Bu kainatın sahibi, her bir şeyle kendini bizlere tanıttırmak istiyor, fakat biz kullar O’nu hakkıyla tanımamakta ısrarcı oluyoruz! Ona inansak bile, o inancın gereklerini yerine getiremiyoruz!
Yani zerreden Şemse kadar sahibi olduğu kainatına, başkalarını ortak ediyoruz! Dolayısıyla imanın tadına tam varamadığımızdan, çıkılmaz yollara yöneliyoruz!
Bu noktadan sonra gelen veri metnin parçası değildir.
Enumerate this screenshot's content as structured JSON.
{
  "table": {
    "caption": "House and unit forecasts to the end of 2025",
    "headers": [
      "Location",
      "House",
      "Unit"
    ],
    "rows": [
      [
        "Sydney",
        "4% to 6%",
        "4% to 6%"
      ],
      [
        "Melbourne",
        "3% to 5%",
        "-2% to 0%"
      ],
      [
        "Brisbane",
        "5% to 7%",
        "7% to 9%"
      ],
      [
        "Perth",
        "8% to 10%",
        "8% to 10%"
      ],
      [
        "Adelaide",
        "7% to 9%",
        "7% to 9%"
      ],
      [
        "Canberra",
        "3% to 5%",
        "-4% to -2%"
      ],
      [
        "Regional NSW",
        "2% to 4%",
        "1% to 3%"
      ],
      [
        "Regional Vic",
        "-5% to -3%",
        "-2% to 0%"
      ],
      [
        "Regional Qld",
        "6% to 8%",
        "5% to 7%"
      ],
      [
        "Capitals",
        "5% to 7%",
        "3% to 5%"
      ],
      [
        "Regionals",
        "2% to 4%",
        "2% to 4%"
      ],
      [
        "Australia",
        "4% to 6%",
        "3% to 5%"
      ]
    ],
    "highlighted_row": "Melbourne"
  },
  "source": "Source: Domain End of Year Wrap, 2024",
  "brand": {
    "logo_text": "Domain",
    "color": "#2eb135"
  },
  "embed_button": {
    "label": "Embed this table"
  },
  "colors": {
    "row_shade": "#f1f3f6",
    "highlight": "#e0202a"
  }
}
Mesela, Cenab-ı Hak’kın ordusundan bir kafile olan virüse, başka sahip arıyoruz! Bu kainat kimin ise, o virüste O’nundur, diğer mikroplarda O’nundur, her şey O’nundur!
Allah isteseydi, kanser mikrobu olsun, diğer mikrop ve virüsler olsun, onları yaratmazdı!
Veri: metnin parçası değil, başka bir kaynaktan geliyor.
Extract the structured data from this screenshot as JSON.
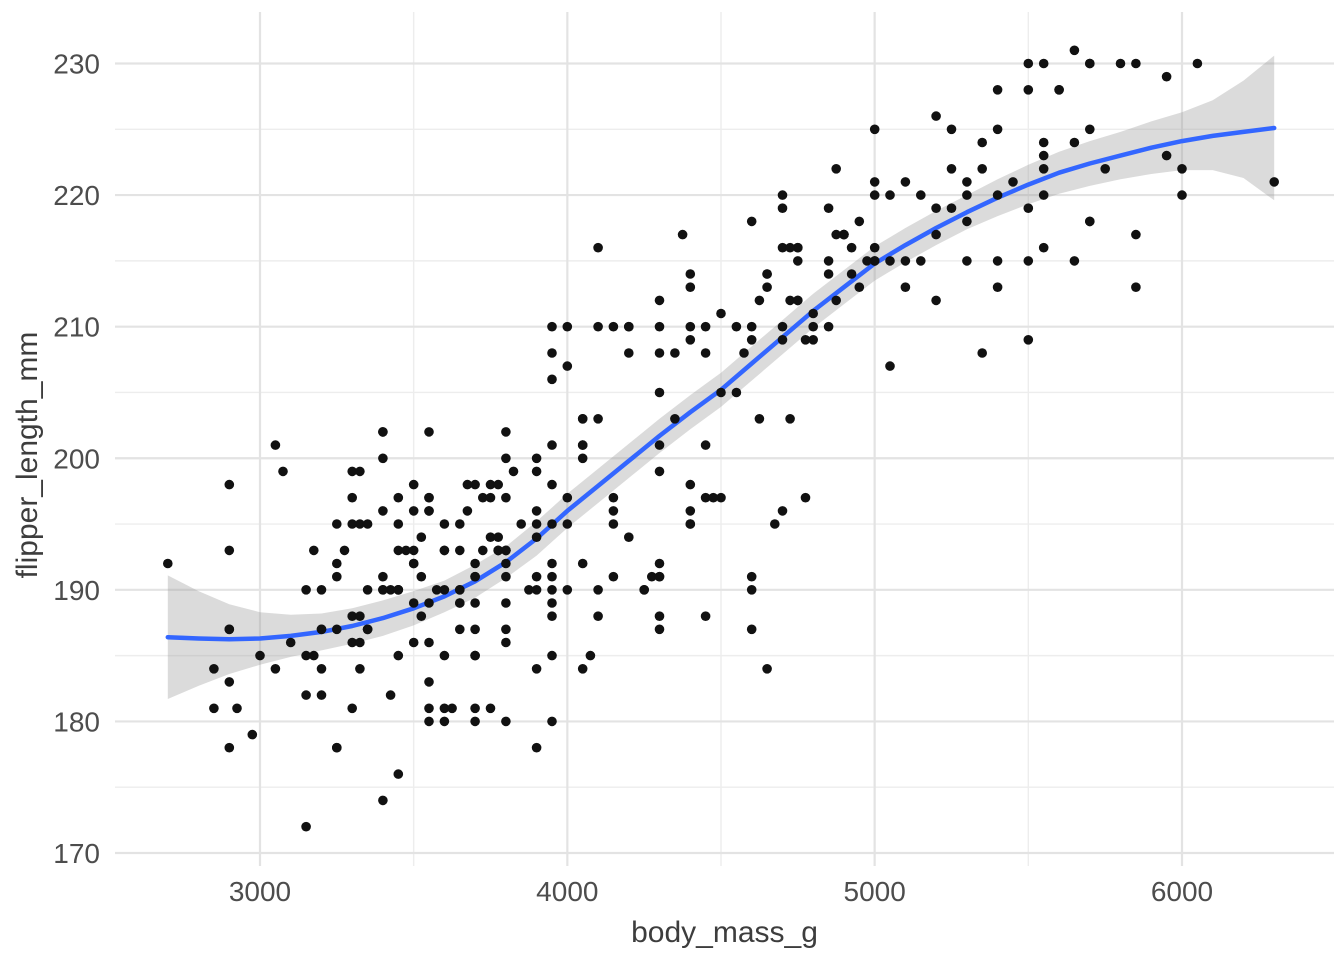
{
  "chart_data": {
    "type": "scatter",
    "title": "",
    "xlabel": "body_mass_g",
    "ylabel": "flipper_length_mm",
    "x_ticks": [
      3000,
      4000,
      5000,
      6000
    ],
    "x_minor_ticks": [
      3500,
      4500,
      5500
    ],
    "y_ticks": [
      170,
      180,
      190,
      200,
      210,
      220,
      230
    ],
    "y_minor_ticks": [
      175,
      185,
      195,
      205,
      215,
      225
    ],
    "xlim": [
      2520,
      6480
    ],
    "ylim": [
      169,
      234
    ],
    "grid": "on",
    "legend": "none",
    "colors": {
      "point": "#111111",
      "smooth_line": "#3366FF",
      "band": "#999999",
      "band_opacity": 0.35,
      "grid_major": "#E3E3E3",
      "grid_minor": "#EDEDED",
      "tick_label": "#4D4D4D",
      "axis_title": "#3d3d3d"
    },
    "points": [
      [
        3750,
        181
      ],
      [
        3800,
        186
      ],
      [
        3250,
        195
      ],
      [
        3450,
        193
      ],
      [
        3650,
        190
      ],
      [
        3625,
        181
      ],
      [
        4675,
        195
      ],
      [
        3475,
        193
      ],
      [
        4250,
        190
      ],
      [
        3300,
        186
      ],
      [
        3700,
        180
      ],
      [
        3200,
        182
      ],
      [
        3800,
        191
      ],
      [
        4400,
        198
      ],
      [
        3700,
        185
      ],
      [
        3450,
        195
      ],
      [
        4500,
        197
      ],
      [
        3325,
        184
      ],
      [
        4200,
        194
      ],
      [
        3400,
        174
      ],
      [
        3600,
        180
      ],
      [
        3800,
        189
      ],
      [
        3950,
        185
      ],
      [
        3800,
        180
      ],
      [
        3800,
        187
      ],
      [
        3550,
        183
      ],
      [
        3200,
        187
      ],
      [
        3150,
        172
      ],
      [
        3950,
        180
      ],
      [
        3250,
        178
      ],
      [
        3900,
        178
      ],
      [
        3300,
        188
      ],
      [
        3900,
        184
      ],
      [
        3325,
        195
      ],
      [
        4150,
        196
      ],
      [
        3950,
        190
      ],
      [
        3550,
        180
      ],
      [
        3300,
        181
      ],
      [
        4650,
        184
      ],
      [
        3150,
        182
      ],
      [
        3900,
        195
      ],
      [
        3100,
        186
      ],
      [
        4400,
        196
      ],
      [
        3000,
        185
      ],
      [
        4600,
        190
      ],
      [
        3425,
        182
      ],
      [
        2975,
        179
      ],
      [
        3450,
        190
      ],
      [
        4150,
        191
      ],
      [
        3500,
        186
      ],
      [
        4300,
        188
      ],
      [
        3450,
        190
      ],
      [
        4050,
        200
      ],
      [
        2900,
        187
      ],
      [
        3700,
        191
      ],
      [
        3550,
        186
      ],
      [
        3800,
        193
      ],
      [
        2850,
        181
      ],
      [
        3750,
        194
      ],
      [
        3150,
        185
      ],
      [
        4400,
        195
      ],
      [
        3600,
        185
      ],
      [
        4050,
        192
      ],
      [
        2850,
        184
      ],
      [
        3950,
        192
      ],
      [
        3350,
        195
      ],
      [
        4100,
        188
      ],
      [
        3600,
        190
      ],
      [
        3950,
        189
      ],
      [
        3550,
        196
      ],
      [
        4300,
        191
      ],
      [
        3400,
        190
      ],
      [
        4450,
        197
      ],
      [
        2900,
        178
      ],
      [
        4300,
        192
      ],
      [
        3700,
        192
      ],
      [
        4300,
        205
      ],
      [
        2900,
        183
      ],
      [
        4100,
        190
      ],
      [
        3725,
        193
      ],
      [
        4725,
        203
      ],
      [
        3075,
        199
      ],
      [
        4250,
        190
      ],
      [
        2925,
        181
      ],
      [
        3550,
        197
      ],
      [
        3750,
        198
      ],
      [
        3900,
        191
      ],
      [
        3175,
        193
      ],
      [
        4775,
        197
      ],
      [
        3825,
        199
      ],
      [
        4600,
        187
      ],
      [
        3200,
        190
      ],
      [
        4275,
        191
      ],
      [
        3900,
        200
      ],
      [
        4075,
        185
      ],
      [
        2900,
        193
      ],
      [
        3775,
        193
      ],
      [
        3350,
        187
      ],
      [
        3325,
        188
      ],
      [
        3150,
        190
      ],
      [
        3500,
        192
      ],
      [
        3450,
        185
      ],
      [
        3875,
        190
      ],
      [
        3050,
        184
      ],
      [
        4000,
        195
      ],
      [
        3275,
        193
      ],
      [
        4300,
        187
      ],
      [
        3050,
        201
      ],
      [
        4000,
        190
      ],
      [
        3325,
        186
      ],
      [
        3500,
        193
      ],
      [
        3500,
        189
      ],
      [
        4475,
        197
      ],
      [
        3425,
        190
      ],
      [
        3900,
        194
      ],
      [
        3175,
        185
      ],
      [
        4600,
        191
      ],
      [
        3525,
        191
      ],
      [
        3950,
        195
      ],
      [
        3250,
        192
      ],
      [
        4050,
        184
      ],
      [
        3800,
        192
      ],
      [
        3550,
        202
      ],
      [
        3950,
        188
      ],
      [
        3650,
        190
      ],
      [
        3650,
        189
      ],
      [
        4000,
        197
      ],
      [
        3400,
        202
      ],
      [
        3775,
        193
      ],
      [
        4000,
        210
      ],
      [
        3700,
        187
      ],
      [
        3900,
        190
      ],
      [
        3550,
        189
      ],
      [
        3200,
        184
      ],
      [
        4300,
        199
      ],
      [
        3350,
        190
      ],
      [
        3550,
        181
      ],
      [
        3800,
        197
      ],
      [
        3500,
        198
      ],
      [
        3950,
        191
      ],
      [
        3600,
        193
      ],
      [
        3550,
        197
      ],
      [
        4300,
        191
      ],
      [
        3400,
        196
      ],
      [
        4450,
        188
      ],
      [
        3300,
        199
      ],
      [
        4350,
        203
      ],
      [
        3700,
        189
      ],
      [
        4700,
        196
      ],
      [
        2900,
        198
      ],
      [
        3450,
        176
      ],
      [
        3500,
        192
      ],
      [
        3900,
        196
      ],
      [
        3650,
        193
      ],
      [
        3525,
        188
      ],
      [
        3725,
        197
      ],
      [
        3950,
        198
      ],
      [
        3250,
        178
      ],
      [
        3750,
        197
      ],
      [
        4150,
        195
      ],
      [
        3700,
        198
      ],
      [
        3800,
        193
      ],
      [
        3775,
        194
      ],
      [
        3700,
        185
      ],
      [
        4050,
        201
      ],
      [
        3575,
        190
      ],
      [
        4050,
        201
      ],
      [
        3300,
        197
      ],
      [
        3700,
        181
      ],
      [
        3450,
        190
      ],
      [
        4400,
        195
      ],
      [
        3600,
        181
      ],
      [
        3400,
        191
      ],
      [
        2900,
        187
      ],
      [
        3800,
        193
      ],
      [
        3300,
        195
      ],
      [
        4150,
        197
      ],
      [
        3400,
        200
      ],
      [
        3800,
        200
      ],
      [
        3700,
        191
      ],
      [
        4550,
        205
      ],
      [
        3200,
        187
      ],
      [
        4300,
        201
      ],
      [
        3350,
        187
      ],
      [
        4100,
        203
      ],
      [
        3600,
        195
      ],
      [
        3900,
        199
      ],
      [
        3850,
        195
      ],
      [
        4800,
        210
      ],
      [
        2700,
        192
      ],
      [
        4500,
        205
      ],
      [
        3950,
        210
      ],
      [
        3650,
        187
      ],
      [
        3550,
        196
      ],
      [
        3500,
        196
      ],
      [
        3675,
        196
      ],
      [
        4450,
        201
      ],
      [
        3400,
        190
      ],
      [
        4300,
        212
      ],
      [
        3250,
        187
      ],
      [
        3675,
        198
      ],
      [
        3325,
        199
      ],
      [
        3950,
        201
      ],
      [
        3600,
        193
      ],
      [
        4050,
        203
      ],
      [
        3350,
        187
      ],
      [
        3450,
        197
      ],
      [
        3250,
        191
      ],
      [
        4050,
        203
      ],
      [
        3800,
        202
      ],
      [
        3525,
        194
      ],
      [
        3950,
        206
      ],
      [
        3650,
        189
      ],
      [
        3650,
        195
      ],
      [
        4000,
        207
      ],
      [
        3400,
        202
      ],
      [
        3775,
        193
      ],
      [
        4100,
        210
      ],
      [
        3775,
        198
      ],
      [
        4500,
        211
      ],
      [
        5700,
        230
      ],
      [
        4450,
        210
      ],
      [
        5700,
        218
      ],
      [
        5400,
        215
      ],
      [
        4550,
        210
      ],
      [
        4800,
        211
      ],
      [
        5200,
        219
      ],
      [
        4400,
        209
      ],
      [
        5150,
        215
      ],
      [
        4650,
        214
      ],
      [
        5550,
        216
      ],
      [
        4650,
        214
      ],
      [
        5850,
        213
      ],
      [
        4200,
        210
      ],
      [
        5850,
        217
      ],
      [
        4150,
        210
      ],
      [
        6300,
        221
      ],
      [
        4800,
        209
      ],
      [
        5350,
        222
      ],
      [
        5700,
        218
      ],
      [
        5000,
        215
      ],
      [
        4400,
        213
      ],
      [
        5050,
        215
      ],
      [
        5000,
        215
      ],
      [
        5100,
        215
      ],
      [
        4100,
        216
      ],
      [
        5650,
        215
      ],
      [
        4600,
        210
      ],
      [
        5550,
        220
      ],
      [
        5250,
        222
      ],
      [
        4700,
        209
      ],
      [
        5050,
        207
      ],
      [
        6050,
        230
      ],
      [
        5150,
        220
      ],
      [
        5400,
        220
      ],
      [
        4950,
        213
      ],
      [
        5250,
        219
      ],
      [
        4350,
        208
      ],
      [
        5350,
        208
      ],
      [
        3950,
        208
      ],
      [
        5700,
        225
      ],
      [
        4300,
        208
      ],
      [
        4750,
        216
      ],
      [
        5550,
        222
      ],
      [
        4900,
        217
      ],
      [
        4200,
        210
      ],
      [
        5400,
        225
      ],
      [
        5100,
        213
      ],
      [
        5300,
        215
      ],
      [
        4850,
        210
      ],
      [
        5300,
        220
      ],
      [
        4400,
        210
      ],
      [
        5000,
        225
      ],
      [
        4900,
        217
      ],
      [
        5050,
        220
      ],
      [
        4300,
        210
      ],
      [
        5000,
        220
      ],
      [
        4450,
        208
      ],
      [
        5550,
        224
      ],
      [
        4200,
        208
      ],
      [
        5300,
        221
      ],
      [
        4400,
        214
      ],
      [
        5650,
        231
      ],
      [
        4700,
        219
      ],
      [
        5700,
        230
      ],
      [
        4650,
        213
      ],
      [
        5550,
        223
      ],
      [
        4750,
        216
      ],
      [
        5000,
        221
      ],
      [
        5100,
        221
      ],
      [
        4900,
        217
      ],
      [
        4700,
        216
      ],
      [
        5800,
        230
      ],
      [
        4600,
        209
      ],
      [
        6000,
        220
      ],
      [
        4750,
        215
      ],
      [
        5950,
        223
      ],
      [
        4625,
        212
      ],
      [
        5450,
        221
      ],
      [
        4725,
        212
      ],
      [
        5350,
        224
      ],
      [
        4750,
        212
      ],
      [
        5600,
        228
      ],
      [
        4600,
        218
      ],
      [
        5300,
        218
      ],
      [
        4875,
        212
      ],
      [
        5550,
        230
      ],
      [
        4950,
        218
      ],
      [
        5400,
        228
      ],
      [
        4750,
        212
      ],
      [
        5650,
        224
      ],
      [
        4850,
        214
      ],
      [
        5200,
        226
      ],
      [
        4925,
        216
      ],
      [
        4875,
        222
      ],
      [
        4625,
        203
      ],
      [
        5250,
        225
      ],
      [
        4850,
        219
      ],
      [
        5600,
        228
      ],
      [
        4975,
        215
      ],
      [
        5500,
        228
      ],
      [
        4725,
        216
      ],
      [
        5500,
        215
      ],
      [
        4700,
        210
      ],
      [
        5500,
        219
      ],
      [
        4575,
        208
      ],
      [
        5500,
        209
      ],
      [
        5000,
        216
      ],
      [
        5950,
        229
      ],
      [
        4700,
        220
      ],
      [
        5500,
        230
      ],
      [
        4375,
        217
      ],
      [
        5850,
        230
      ],
      [
        4875,
        217
      ],
      [
        6000,
        222
      ],
      [
        4925,
        214
      ],
      [
        4850,
        215
      ],
      [
        5750,
        222
      ],
      [
        5200,
        212
      ],
      [
        5400,
        213
      ],
      [
        5200,
        217
      ],
      [
        4775,
        209
      ]
    ],
    "smooth": [
      [
        2700,
        186.4,
        181.7,
        191.1
      ],
      [
        2800,
        186.3,
        182.7,
        189.9
      ],
      [
        2900,
        186.25,
        183.6,
        188.9
      ],
      [
        3000,
        186.3,
        184.3,
        188.3
      ],
      [
        3100,
        186.5,
        184.9,
        188.1
      ],
      [
        3200,
        186.8,
        185.4,
        188.2
      ],
      [
        3300,
        187.25,
        185.9,
        188.6
      ],
      [
        3400,
        187.85,
        186.5,
        189.2
      ],
      [
        3500,
        188.6,
        187.3,
        189.9
      ],
      [
        3600,
        189.5,
        188.3,
        190.7
      ],
      [
        3700,
        190.65,
        189.4,
        191.9
      ],
      [
        3800,
        192.1,
        190.9,
        193.3
      ],
      [
        3900,
        193.9,
        192.6,
        195.2
      ],
      [
        4000,
        196.0,
        194.7,
        197.3
      ],
      [
        4100,
        197.9,
        196.6,
        199.2
      ],
      [
        4200,
        199.8,
        198.5,
        201.1
      ],
      [
        4300,
        201.7,
        200.4,
        203.0
      ],
      [
        4400,
        203.5,
        202.2,
        204.8
      ],
      [
        4500,
        205.2,
        203.9,
        206.5
      ],
      [
        4600,
        207.2,
        205.9,
        208.5
      ],
      [
        4700,
        209.2,
        207.9,
        210.5
      ],
      [
        4800,
        211.2,
        209.9,
        212.5
      ],
      [
        4900,
        213.0,
        211.7,
        214.3
      ],
      [
        5000,
        214.8,
        213.5,
        216.1
      ],
      [
        5100,
        216.2,
        214.9,
        217.5
      ],
      [
        5200,
        217.5,
        216.2,
        218.8
      ],
      [
        5300,
        218.7,
        217.4,
        220.0
      ],
      [
        5400,
        219.8,
        218.4,
        221.2
      ],
      [
        5500,
        220.8,
        219.3,
        222.3
      ],
      [
        5600,
        221.7,
        220.1,
        223.3
      ],
      [
        5700,
        222.4,
        220.7,
        224.1
      ],
      [
        5800,
        223.0,
        221.2,
        224.8
      ],
      [
        5900,
        223.6,
        221.6,
        225.6
      ],
      [
        6000,
        224.1,
        221.9,
        226.3
      ],
      [
        6100,
        224.5,
        221.9,
        227.2
      ],
      [
        6200,
        224.8,
        221.3,
        228.7
      ],
      [
        6300,
        225.1,
        219.6,
        230.6
      ]
    ]
  }
}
O halde Cenab-ı Hak bizleri korkutan o mikrop ve virüsleri niçin yaratmıştır? Veya niçin hastalıkları yaratıyor? Dünyada bizleri neden istediğimiz şekilde, yani sıkıntı vermeden yaşatmıyor? Ve buna bağlı çok daha soru sorabiliriz kendimize!
Kısaca söylemek gerekirse, Cenab-ı Hak bizim ne kadar aciz ne kadar muhtaç ne kadar nazik ne kadar nazdar olduğumuzu biz kullarına bu tür şeylerle bildirmek istiyor! Bizleri asıl vatanımız olan Cennete hazırlıyor.
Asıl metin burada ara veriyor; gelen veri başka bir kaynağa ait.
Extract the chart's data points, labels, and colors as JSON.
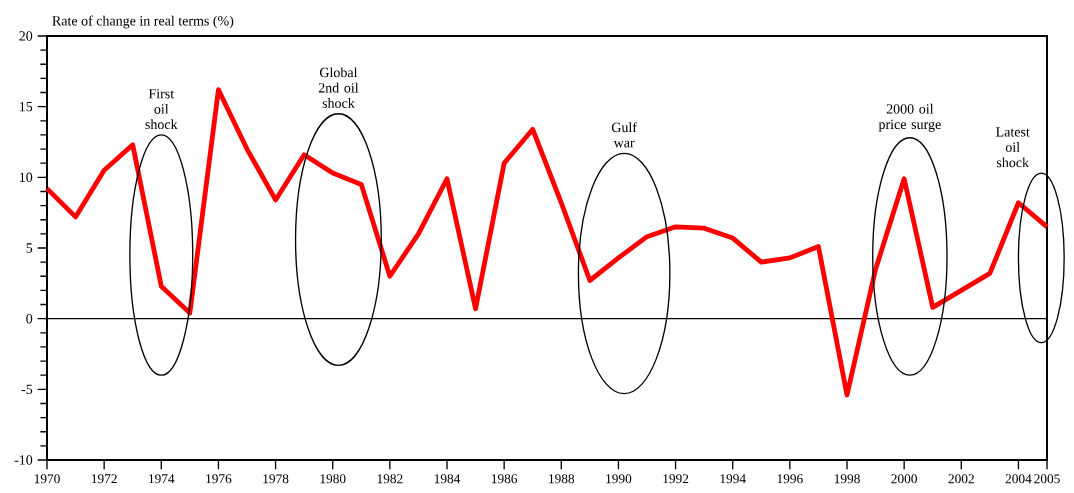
{
  "chart_data": {
    "type": "line",
    "ylabel": "Rate of change in real terms (%)",
    "x": [
      1970,
      1971,
      1972,
      1973,
      1974,
      1975,
      1976,
      1977,
      1978,
      1979,
      1980,
      1981,
      1982,
      1983,
      1984,
      1985,
      1986,
      1987,
      1988,
      1989,
      1990,
      1991,
      1992,
      1993,
      1994,
      1995,
      1996,
      1997,
      1998,
      1999,
      2000,
      2001,
      2002,
      2003,
      2004,
      2005
    ],
    "values": [
      9.2,
      7.2,
      10.5,
      12.3,
      2.3,
      0.4,
      16.2,
      12,
      8.4,
      11.6,
      10.3,
      9.5,
      3,
      6,
      9.9,
      0.7,
      11,
      13.4,
      8.2,
      2.7,
      4.3,
      5.8,
      6.5,
      6.4,
      5.7,
      4,
      4.3,
      5.1,
      -5.4,
      3.5,
      9.9,
      0.8,
      2,
      3.2,
      8.2,
      6.5
    ],
    "color": "#ff0000",
    "marker": "none",
    "line_style": "solid",
    "grid": false,
    "xlim": [
      1970,
      2005
    ],
    "ylim": [
      -10,
      20
    ],
    "xticks": [
      1970,
      1972,
      1974,
      1976,
      1978,
      1980,
      1982,
      1984,
      1986,
      1988,
      1990,
      1992,
      1994,
      1996,
      1998,
      2000,
      2002,
      2004,
      2005
    ],
    "yticks": [
      -10,
      -5,
      0,
      5,
      10,
      15,
      20
    ],
    "ref_lines": [
      {
        "axis": "y",
        "value": 0,
        "color": "#000000"
      }
    ],
    "annotations": [
      "First oil shock",
      "Global 2nd oil shock",
      "Gulf war",
      "2000 oil price surge",
      "Latest oil shock"
    ]
  }
}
Nemrut’u karıncasına, Firavun’u arısına helak ettirmedi mi?
Bu Koronavirüs denen, Cenab-ı Hak’kın ordusundan bir taife ile de bizlere hem ders veriyor, hem ikaz ediyor! Ne kadar aciz olduğumuzu gösteriyor! Arif olan kişilere işaret yeter kabilinden, sizler bunun devamını getirebilirsiniz!
İnsan gerçekten garip bir mahluktur! Her gün dünyada ortalama 150-200 bin insan ölüyor, bizim de her an ahirete gitmemiz muhtemel olmasına rağmen, bu durum bizi maalasef endişeye sevk etmiyor! Gafletin en derin hali bu olsa gerek!
Geçen günlerde bir yetkili, bu virüsten korunma yollarını anlatırken, sanki abdesti tarif ediyordu! Yani biz yeter ki, o virüsün de, bu kainatın da sahibinin dediklerini yapalım, gerisini O’na bırakıp rahat edelim.
Ha, böyle yapınca hiç mi hasta olmayacağız? Hayır tabi ki, yinede hasta olacağız, fakat o hastalığı vereni, yani bize o ikazı yapanı bulduğumuz için, ne tedirgin olacağız ne paniğe kapılacağız! Bize düşen vazifelerimizi yapıp neticeye rıza göstereceğiz!
Fakat şuna kesin kez inanacağız ki, benim ölümüm, ne bir dakika ileri, ne bir dakika geri alınmayacaktır!
Evet Aziz Dostlar!
Her şey bu kainatın sahibine hakkıyla iman etmeye bağlıdır!
Fazla uzatmadan Bediüzzaman Hazretlerinin şu sözleriyle bitirmek istiyorum;
“Hakiki imanı elde eden adam kainata meydan okuyabilir ve imanın kuvvetine göre, hadisatın tazyikatından (baskılarından) kurtulabilir. “Tevekkeltü alellah” (Hud Suresi 56) der, sefine-i hayatta (hayat gemisinde) kemal-i emniyetle (tam bir güven içinde) hadisatın dağlarvari dalgaları içinde seyran eder. Bütün ağırlıklarını Kadir-i Mutlak’ın yed-i kudretine emanet eder, rahatla dünyadan geçer, berzahta (kabirde) istirahat eder, sonra saadet-i ebediyeye girmek için Cennete uçabilir.”